The Iroquois White Corn Project is a cultural and agricultural revitalization initiative based at Ganondagan State Historic Site in Victor, New York. It is focused on restoring the cultivation, processing, and everyday use of traditional Haudenosaunee white corn. The project was founded in 1997 by John Mohawk and Yvonne Dion-Buffalo on the Cattaraugus Reservation. After becoming dormant following their deaths, it was re-established at Ganondagan in the early 2010s under the leadership of G. Peter Jemison.

== Purpose and goals ==
White corn has long been an important food in Haudenosaunee communities, and Ganondagan describes the project as centered on heirloom seed traditions extending back at least 1,400 years. The project's stated goals have included increasing access to white corn as an everyday food, encouraging Haudenosaunee farmers to grow it, and supporting the broader recovery of traditional foodways.

At Ganondagan, the project has combined agriculture, food processing, public education, and cultural programming.
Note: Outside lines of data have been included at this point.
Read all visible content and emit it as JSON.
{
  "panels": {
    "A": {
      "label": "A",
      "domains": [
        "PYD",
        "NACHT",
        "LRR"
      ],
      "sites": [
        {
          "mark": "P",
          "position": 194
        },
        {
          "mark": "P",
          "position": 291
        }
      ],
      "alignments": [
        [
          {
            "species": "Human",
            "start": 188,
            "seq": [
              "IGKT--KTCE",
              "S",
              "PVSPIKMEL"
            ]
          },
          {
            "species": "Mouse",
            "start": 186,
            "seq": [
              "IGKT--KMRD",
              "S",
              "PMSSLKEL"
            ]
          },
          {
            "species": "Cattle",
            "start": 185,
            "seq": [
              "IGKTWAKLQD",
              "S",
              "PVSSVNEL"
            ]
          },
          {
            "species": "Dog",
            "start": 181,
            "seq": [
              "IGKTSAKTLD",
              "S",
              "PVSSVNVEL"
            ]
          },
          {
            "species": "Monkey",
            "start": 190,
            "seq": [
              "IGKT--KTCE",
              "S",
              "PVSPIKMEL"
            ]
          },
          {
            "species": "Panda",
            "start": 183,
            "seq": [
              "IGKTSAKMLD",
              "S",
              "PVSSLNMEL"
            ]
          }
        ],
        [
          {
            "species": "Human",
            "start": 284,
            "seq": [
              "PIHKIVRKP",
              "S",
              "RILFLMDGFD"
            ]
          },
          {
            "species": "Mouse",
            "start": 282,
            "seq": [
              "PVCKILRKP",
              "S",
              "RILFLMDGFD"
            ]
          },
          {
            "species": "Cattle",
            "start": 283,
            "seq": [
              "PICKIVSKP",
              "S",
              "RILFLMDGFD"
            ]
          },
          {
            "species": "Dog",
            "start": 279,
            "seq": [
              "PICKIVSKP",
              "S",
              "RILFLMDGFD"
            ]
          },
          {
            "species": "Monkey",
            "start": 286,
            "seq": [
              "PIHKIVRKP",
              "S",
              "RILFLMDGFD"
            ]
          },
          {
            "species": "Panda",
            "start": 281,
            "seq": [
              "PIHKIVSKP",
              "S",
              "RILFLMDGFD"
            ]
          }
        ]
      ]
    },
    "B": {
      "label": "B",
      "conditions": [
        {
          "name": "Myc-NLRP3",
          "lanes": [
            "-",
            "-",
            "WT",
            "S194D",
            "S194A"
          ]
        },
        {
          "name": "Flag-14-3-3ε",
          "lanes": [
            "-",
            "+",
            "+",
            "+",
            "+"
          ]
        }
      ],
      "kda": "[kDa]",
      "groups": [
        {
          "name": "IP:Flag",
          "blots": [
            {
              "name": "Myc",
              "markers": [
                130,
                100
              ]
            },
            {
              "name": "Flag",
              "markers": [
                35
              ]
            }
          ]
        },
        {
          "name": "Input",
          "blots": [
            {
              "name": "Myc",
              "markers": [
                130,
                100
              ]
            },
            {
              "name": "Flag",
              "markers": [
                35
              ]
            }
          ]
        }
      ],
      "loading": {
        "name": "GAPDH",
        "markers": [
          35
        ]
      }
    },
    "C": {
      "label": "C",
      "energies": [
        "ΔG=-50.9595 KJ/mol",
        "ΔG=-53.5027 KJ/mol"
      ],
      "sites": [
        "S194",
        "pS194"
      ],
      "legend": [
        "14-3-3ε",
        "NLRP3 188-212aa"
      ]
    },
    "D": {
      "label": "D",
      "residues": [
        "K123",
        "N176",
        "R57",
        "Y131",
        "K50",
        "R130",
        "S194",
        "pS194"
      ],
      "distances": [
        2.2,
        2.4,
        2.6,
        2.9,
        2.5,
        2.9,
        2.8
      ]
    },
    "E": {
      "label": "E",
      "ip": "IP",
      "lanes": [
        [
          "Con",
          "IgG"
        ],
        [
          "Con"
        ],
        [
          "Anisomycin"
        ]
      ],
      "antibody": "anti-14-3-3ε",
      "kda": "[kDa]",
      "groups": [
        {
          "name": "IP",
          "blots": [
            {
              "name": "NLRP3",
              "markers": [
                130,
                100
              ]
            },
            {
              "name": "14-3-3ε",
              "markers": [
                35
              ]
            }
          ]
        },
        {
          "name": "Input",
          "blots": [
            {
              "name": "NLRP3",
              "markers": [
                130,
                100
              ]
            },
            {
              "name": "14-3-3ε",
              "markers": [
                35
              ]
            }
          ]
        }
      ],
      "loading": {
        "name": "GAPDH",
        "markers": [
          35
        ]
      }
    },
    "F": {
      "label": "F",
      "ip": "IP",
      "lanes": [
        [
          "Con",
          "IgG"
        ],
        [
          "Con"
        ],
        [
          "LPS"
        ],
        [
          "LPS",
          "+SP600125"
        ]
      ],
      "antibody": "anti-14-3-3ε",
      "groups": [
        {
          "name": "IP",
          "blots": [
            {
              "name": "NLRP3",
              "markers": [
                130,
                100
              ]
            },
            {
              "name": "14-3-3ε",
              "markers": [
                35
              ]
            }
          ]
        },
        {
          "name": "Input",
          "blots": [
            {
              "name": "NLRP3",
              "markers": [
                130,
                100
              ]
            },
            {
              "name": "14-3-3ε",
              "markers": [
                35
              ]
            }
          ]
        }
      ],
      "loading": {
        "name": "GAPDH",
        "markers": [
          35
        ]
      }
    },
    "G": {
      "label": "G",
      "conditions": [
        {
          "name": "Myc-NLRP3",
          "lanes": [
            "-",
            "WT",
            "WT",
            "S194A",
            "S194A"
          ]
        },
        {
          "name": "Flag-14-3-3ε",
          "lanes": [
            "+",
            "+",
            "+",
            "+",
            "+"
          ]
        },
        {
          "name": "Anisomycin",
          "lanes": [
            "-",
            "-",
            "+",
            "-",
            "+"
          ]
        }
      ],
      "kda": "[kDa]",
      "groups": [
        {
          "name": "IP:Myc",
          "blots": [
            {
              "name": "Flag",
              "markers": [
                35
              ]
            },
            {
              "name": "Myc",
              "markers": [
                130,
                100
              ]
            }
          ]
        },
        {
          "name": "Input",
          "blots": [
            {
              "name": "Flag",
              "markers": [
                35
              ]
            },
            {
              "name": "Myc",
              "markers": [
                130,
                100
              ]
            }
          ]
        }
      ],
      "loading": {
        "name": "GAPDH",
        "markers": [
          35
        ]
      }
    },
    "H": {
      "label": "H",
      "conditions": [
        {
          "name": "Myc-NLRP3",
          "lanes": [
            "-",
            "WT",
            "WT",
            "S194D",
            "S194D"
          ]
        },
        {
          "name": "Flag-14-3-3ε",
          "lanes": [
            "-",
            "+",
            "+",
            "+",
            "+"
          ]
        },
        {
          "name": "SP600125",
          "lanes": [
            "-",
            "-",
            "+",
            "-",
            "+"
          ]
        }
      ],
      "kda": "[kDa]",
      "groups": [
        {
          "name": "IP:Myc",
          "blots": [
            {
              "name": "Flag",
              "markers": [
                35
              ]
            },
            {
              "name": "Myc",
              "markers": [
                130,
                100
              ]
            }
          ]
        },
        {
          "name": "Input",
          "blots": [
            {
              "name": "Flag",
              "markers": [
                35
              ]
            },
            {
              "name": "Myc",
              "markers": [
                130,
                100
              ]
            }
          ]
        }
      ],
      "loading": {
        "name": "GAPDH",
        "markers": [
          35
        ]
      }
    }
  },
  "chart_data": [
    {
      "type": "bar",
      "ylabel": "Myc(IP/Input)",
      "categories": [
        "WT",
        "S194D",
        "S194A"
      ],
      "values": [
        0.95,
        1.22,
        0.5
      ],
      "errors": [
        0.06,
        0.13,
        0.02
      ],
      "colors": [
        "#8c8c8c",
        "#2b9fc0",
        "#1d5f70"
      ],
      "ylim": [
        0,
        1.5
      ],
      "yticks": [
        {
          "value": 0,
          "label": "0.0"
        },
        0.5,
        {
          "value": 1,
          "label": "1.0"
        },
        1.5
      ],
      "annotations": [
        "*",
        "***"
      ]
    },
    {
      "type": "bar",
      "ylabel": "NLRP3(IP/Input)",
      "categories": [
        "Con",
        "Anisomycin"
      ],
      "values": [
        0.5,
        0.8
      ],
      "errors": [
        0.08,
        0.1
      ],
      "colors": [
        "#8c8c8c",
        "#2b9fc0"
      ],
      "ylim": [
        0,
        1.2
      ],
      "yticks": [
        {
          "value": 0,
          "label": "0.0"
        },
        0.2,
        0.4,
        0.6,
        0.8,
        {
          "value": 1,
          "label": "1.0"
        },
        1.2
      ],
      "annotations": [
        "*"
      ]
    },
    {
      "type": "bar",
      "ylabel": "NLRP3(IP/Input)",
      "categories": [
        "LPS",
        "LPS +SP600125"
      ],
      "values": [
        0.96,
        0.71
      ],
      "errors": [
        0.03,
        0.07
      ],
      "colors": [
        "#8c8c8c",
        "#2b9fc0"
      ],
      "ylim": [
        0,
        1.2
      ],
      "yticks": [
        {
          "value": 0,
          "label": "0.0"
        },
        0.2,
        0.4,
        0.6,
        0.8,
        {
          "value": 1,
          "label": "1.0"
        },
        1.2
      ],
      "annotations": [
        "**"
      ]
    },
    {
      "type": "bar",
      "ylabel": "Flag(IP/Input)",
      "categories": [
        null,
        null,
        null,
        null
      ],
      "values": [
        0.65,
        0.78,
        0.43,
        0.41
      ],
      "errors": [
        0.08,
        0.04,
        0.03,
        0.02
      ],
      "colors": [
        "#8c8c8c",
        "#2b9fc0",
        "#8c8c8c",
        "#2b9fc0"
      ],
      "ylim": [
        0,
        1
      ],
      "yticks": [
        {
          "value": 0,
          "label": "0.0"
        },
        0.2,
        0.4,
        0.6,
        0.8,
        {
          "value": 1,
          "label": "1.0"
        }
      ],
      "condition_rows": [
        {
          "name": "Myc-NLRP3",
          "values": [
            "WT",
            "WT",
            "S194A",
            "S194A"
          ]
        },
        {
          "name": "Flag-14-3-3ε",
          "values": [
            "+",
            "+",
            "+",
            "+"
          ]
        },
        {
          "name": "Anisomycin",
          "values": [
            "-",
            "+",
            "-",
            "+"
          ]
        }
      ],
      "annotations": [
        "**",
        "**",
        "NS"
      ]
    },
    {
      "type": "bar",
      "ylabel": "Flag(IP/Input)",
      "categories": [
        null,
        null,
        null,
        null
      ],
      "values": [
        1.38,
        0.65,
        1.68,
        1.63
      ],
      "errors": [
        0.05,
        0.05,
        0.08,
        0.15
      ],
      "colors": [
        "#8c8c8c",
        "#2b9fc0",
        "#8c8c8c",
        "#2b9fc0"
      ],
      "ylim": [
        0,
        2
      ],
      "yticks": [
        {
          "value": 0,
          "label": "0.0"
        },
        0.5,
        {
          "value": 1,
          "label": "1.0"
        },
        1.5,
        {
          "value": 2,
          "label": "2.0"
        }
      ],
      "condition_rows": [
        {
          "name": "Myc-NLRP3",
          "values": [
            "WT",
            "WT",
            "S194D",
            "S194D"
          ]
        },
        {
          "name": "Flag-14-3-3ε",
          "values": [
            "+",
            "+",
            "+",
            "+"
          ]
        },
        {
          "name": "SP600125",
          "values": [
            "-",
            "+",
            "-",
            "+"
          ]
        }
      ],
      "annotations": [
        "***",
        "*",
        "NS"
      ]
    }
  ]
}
White corn is grown, dried, roasted, hulled, ground, and sold in several forms, including whole hulled corn and white corn flour. Public-facing activities such as husking bees, cooking demonstrations, and Indigenous food events have made the project part of a broader effort to connect food sovereignty, cultural continuity, and public interpretation of Seneca and Haudenosaunee history.

The project has also been described as an economic and agricultural model. Outside coverage says it helped create a market for Haudenosaunee-grown white corn and supported related efforts, including the development of Gakwi:yo:h Farms by the Seneca Nation of Indians. By the late 2010s, reports described the Ganondagan-based project as processing roughly 5,000 pounds of white corn products annually.

The Iroquois White Corn Project has been presented as part of a larger Indigenous food revitalization movement in the Northeast. Coverage from Ganondagan and other regional sources frames it not simply as a farming project, but as a revival of knowledge, labor, and community practices tied to a staple crop disrupted by colonization and changing food systems.